Regierungskrise in TschechienPremier Babis ist angezählt
Der tschechische Regierungschef übersteht eine weitere Vertrauensabstimmung im Parlament. Nicht verhindern kann er Ermittlungen der neuen EU-Staatsanwaltschaft wegen seiner Interessenkonflikte.
Zum dritten Mal musste sich die tschechische Regierung unter der Führung von Premier Andrej Babis heute Donnerstag einem Misstrauensvotum stellen. Der Grund war sein von der EU festgestellter Interessenkonflikt. Weil der Unternehmensgründer aus Sicht der Kommission noch immer entscheidenden Einfluss auf die Agrofert Holding ausübt, dürfen die Firmen keine EU-Subventionen mehr erhalten – solange Babis als Premier gleichzeitig über deren Verteilung mitentscheidet. Nun wird auch die zum 1. Juni neu geschaffene europäische Staatsanwaltschaft in diesem Fall ermitteln. (Lesen Sie zum Thema den Artikel «Die furchtlose Korruptionsjägerin».)
«Das Kabinett hat in vielen Dingen versagt, praktisch in allen», sagte der Vorsitzende der konservativen Oppositionspartei ODS der tschechischen Presseagentur CTK. Von einer «Regierung des Chaos und der enttäuschten Hoffnungen» sprach der Vorsitzende der liberalen Partei Stan, Vit Rakusan.
Vor einer «Agrofertisierung» des Staates warnte der Vorsitzende der in Umfragen führenden Piratenpartei, Ivan Bartos. Die schlechte Bewältigung der Pandemie ist einer der Hauptkritikpunkte: Mit mehr als 30’000 Toten hat das Land im internationalen Vergleich sehr viele Covid-Opfer zu beklagen.

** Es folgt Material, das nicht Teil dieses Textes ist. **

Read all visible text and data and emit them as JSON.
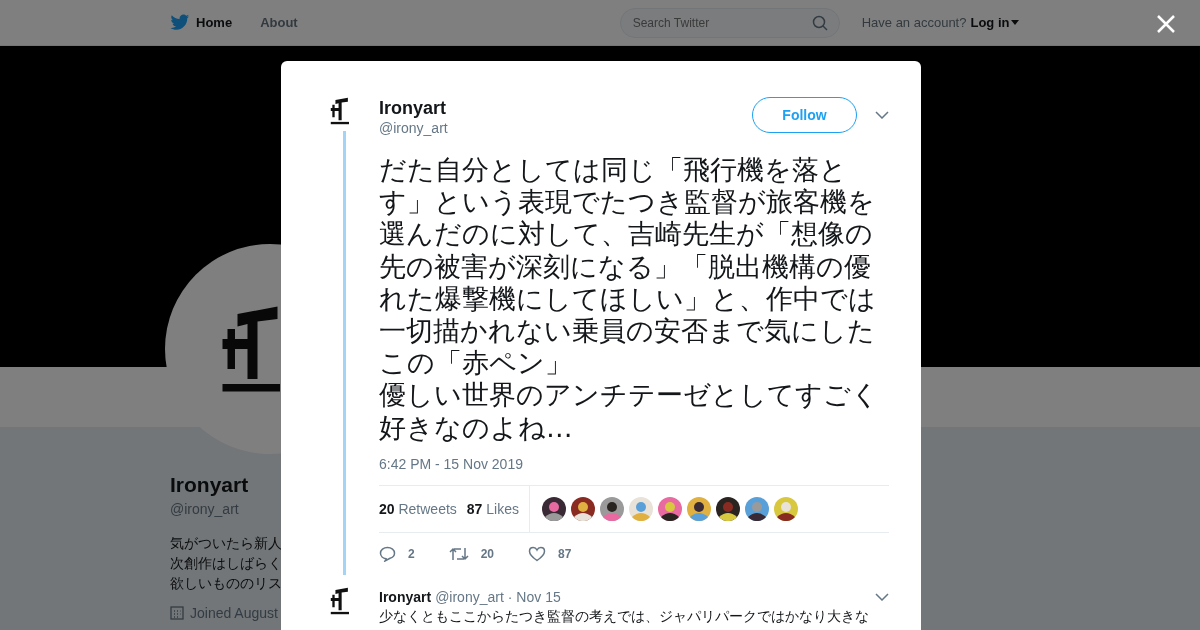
{
  "topbar": {
    "nav": [
      {
        "label": "Home",
        "selected": true
      },
      {
        "label": "About",
        "selected": false
      }
    ],
    "search": {
      "placeholder": "Search Twitter"
    },
    "account_prompt": "Have an account?",
    "login": "Log in"
  },
  "profile": {
    "name": "Ironyart",
    "handle": "@irony_art",
    "bio_lines": [
      "気がついたら新人",
      "次創作はしばらく",
      "欲しいもののリス"
    ],
    "joined": "Joined August"
  },
  "tweet": {
    "name": "Ironyart",
    "handle": "@irony_art",
    "follow": "Follow",
    "text": [
      "だた自分としては同じ「飛行機を落とす」という表現でたつき監督が旅客機を選んだのに対して、吉崎先生が「想像の先の被害が深刻になる」「脱出機構の優れた爆撃機にしてほしい」と、作中では一切描かれない乗員の安否まで気にしたこの「赤ペン」",
      "優しい世界のアンチテーゼとしてすごく好きなのよね…"
    ],
    "time": "6:42 PM - 15 Nov 2019",
    "retweets": {
      "count": "20",
      "label": "Retweets"
    },
    "likes": {
      "count": "87",
      "label": "Likes"
    },
    "liked_by": [
      {
        "kind": "picture"
      },
      {
        "kind": "picture"
      },
      {
        "kind": "picture"
      },
      {
        "kind": "picture"
      },
      {
        "kind": "picture"
      },
      {
        "kind": "picture"
      },
      {
        "kind": "picture"
      },
      {
        "kind": "picture"
      },
      {
        "kind": "picture"
      }
    ],
    "actions": [
      {
        "kind": "reply",
        "count": "2"
      },
      {
        "kind": "retweet",
        "count": "20"
      },
      {
        "kind": "like",
        "count": "87"
      }
    ]
  },
  "next_tweet": {
    "name": "Ironyart",
    "handle": "@irony_art",
    "date": "· Nov 15",
    "text": "少なくともここからたつき監督の考えでは、ジャパリパークではかなり大きな"
  }
}
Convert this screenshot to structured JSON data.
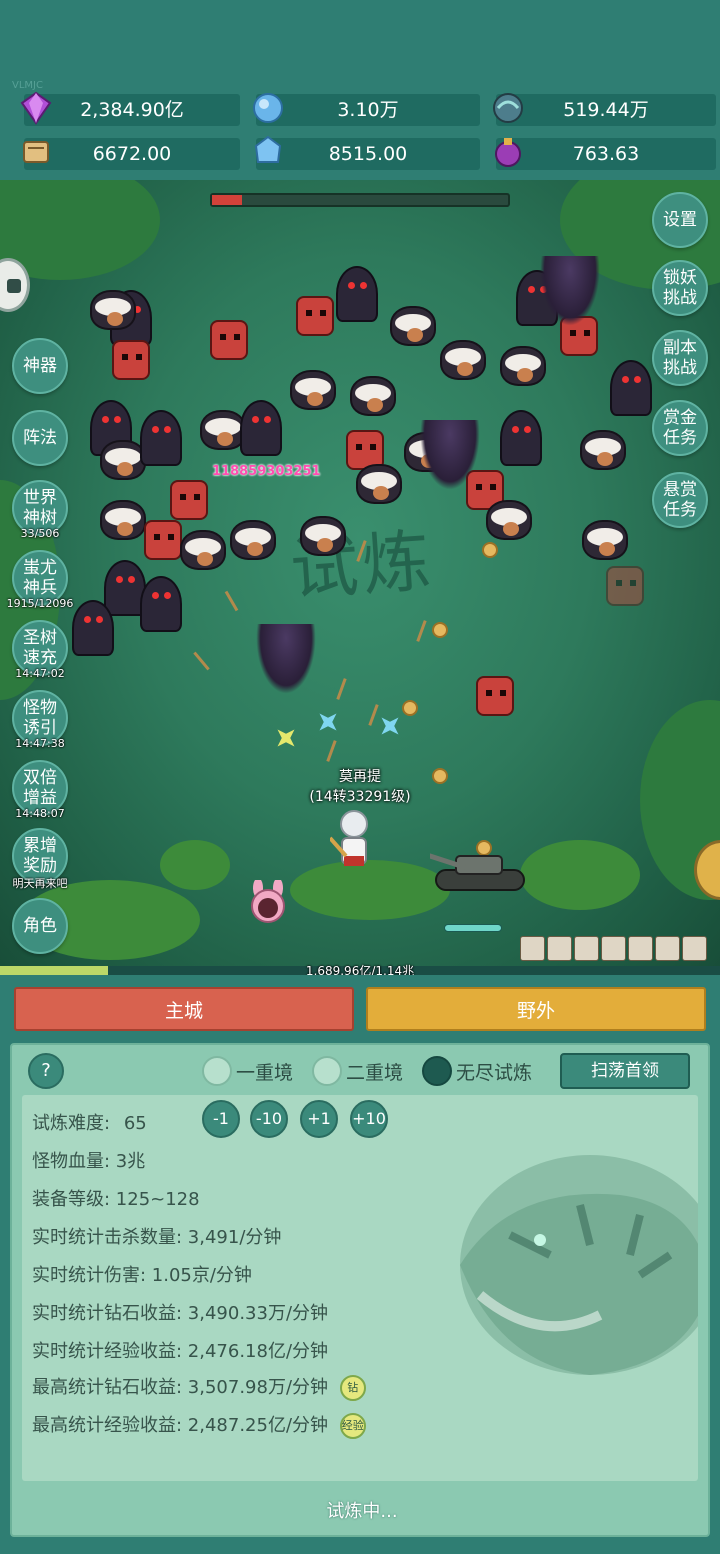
{
  "watermark": "VLMJC",
  "resources": [
    {
      "name": "diamond",
      "value": "2,384.90亿",
      "icon": "gem-purple-icon"
    },
    {
      "name": "crystal",
      "value": "3.10万",
      "icon": "blue-crystal-icon"
    },
    {
      "name": "orb",
      "value": "519.44万",
      "icon": "orb-icon"
    },
    {
      "name": "scroll",
      "value": "6672.00",
      "icon": "scroll-icon"
    },
    {
      "name": "ice",
      "value": "8515.00",
      "icon": "ice-crystal-icon"
    },
    {
      "name": "potion",
      "value": "763.63",
      "icon": "potion-icon"
    }
  ],
  "battle": {
    "bg_title": "试炼",
    "boss_hp_fraction": 0.1,
    "damage_number": "118859303251",
    "player_name": "莫再提",
    "player_level": "(14转33291级)",
    "exp_text": "1,689.96亿/1.14兆",
    "exp_fraction": 0.15
  },
  "left_menu": [
    {
      "label": "神器",
      "sub": ""
    },
    {
      "label": "阵法",
      "sub": ""
    },
    {
      "label": "世界神树",
      "sub": "33/506"
    },
    {
      "label": "蚩尤神兵",
      "sub": "1915/12096"
    },
    {
      "label": "圣树速充",
      "sub": "14:47:02"
    },
    {
      "label": "怪物诱引",
      "sub": "14:47:38"
    },
    {
      "label": "双倍增益",
      "sub": "14:48:07"
    },
    {
      "label": "累增奖励",
      "sub": "明天再来吧"
    },
    {
      "label": "角色",
      "sub": ""
    }
  ],
  "right_menu": [
    {
      "label": "设置"
    },
    {
      "label": "锁妖挑战"
    },
    {
      "label": "副本挑战"
    },
    {
      "label": "赏金任务"
    },
    {
      "label": "悬赏任务"
    }
  ],
  "tabs": {
    "city": "主城",
    "wild": "野外"
  },
  "panel": {
    "help": "?",
    "modes": [
      {
        "label": "一重境",
        "selected": false
      },
      {
        "label": "二重境",
        "selected": false
      },
      {
        "label": "无尽试炼",
        "selected": true
      }
    ],
    "sweep_label": "扫荡首领",
    "difficulty_label": "试炼难度:",
    "difficulty_value": "65",
    "diff_buttons": [
      "-1",
      "-10",
      "+1",
      "+10"
    ],
    "stats": [
      "怪物血量: 3兆",
      "装备等级: 125~128",
      "实时统计击杀数量: 3,491/分钟",
      "实时统计伤害: 1.05京/分钟",
      "实时统计钻石收益: 3,490.33万/分钟",
      "实时统计经验收益: 2,476.18亿/分钟",
      "最高统计钻石收益: 3,507.98万/分钟",
      "最高统计经验收益: 2,487.25亿/分钟"
    ],
    "tag_diamond": "钻",
    "tag_exp": "经验",
    "status": "试炼中..."
  },
  "colors": {
    "bg": "#2f7e73",
    "city_tab": "#d8624f",
    "wild_tab": "#e3ad3a",
    "panel": "#8bc9b1"
  }
}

«Stoppt Babis», lautete die schlichte Botschaft der Demonstranten, die am Dienstagabend durch Prag gezogen waren. Ein Schild zeigte Babis als Vergewaltiger der Demokratie. «Wir weichen nicht zurück», ist das Motto der Organisation «Eine Million Augenblicke für die Demokratie». Sie hat seit Ende April erneut Tausende im ganzen Land auf die Strassen gebracht, weitere Grossdemonstrationen sind geplant. Eine weitere Regierungszeit der Babis-Partei Ano nach der Wahl im Oktober möchten die Aktivisten verhindern.
Schon heute Vormittag jedoch wurde klar, dass Babis und seine Regierung auch dieses Misstrauensvotum überstehen würden. Die kommunistische Partei, welche die Minderheitsregierung toleriert, verliess geschlossen den Saal, damit reichten die Stimmen nicht aus.
Doch die Regierung ist angezählt. In der aktuellen Umfrage liegt die Ano mit 23 Prozent auf Platz zwei, es führt der Zusammenschluss der liberalen Piratenpartei mit der Partei der Bürgermeister und Unabhängigen (Stan). Premier Babis bezeichnete die Abstimmung als «brutale Wahlkampagne».
An die Piratenpartei gerichtet, sagte er im Parlament: «Wir in Tschechien wollen keinen multikulturellen ökofanatischen Piratenstaat. Wir wollen unser Land nicht teilen. Wir wollen nicht, dass das Europäische Parlament unser Land regiert.» Den Bericht der EU-Kommission erkennt Babis nicht an. Und weiter: «Niemand aus dem Ausland wird uns hier hineinreden.»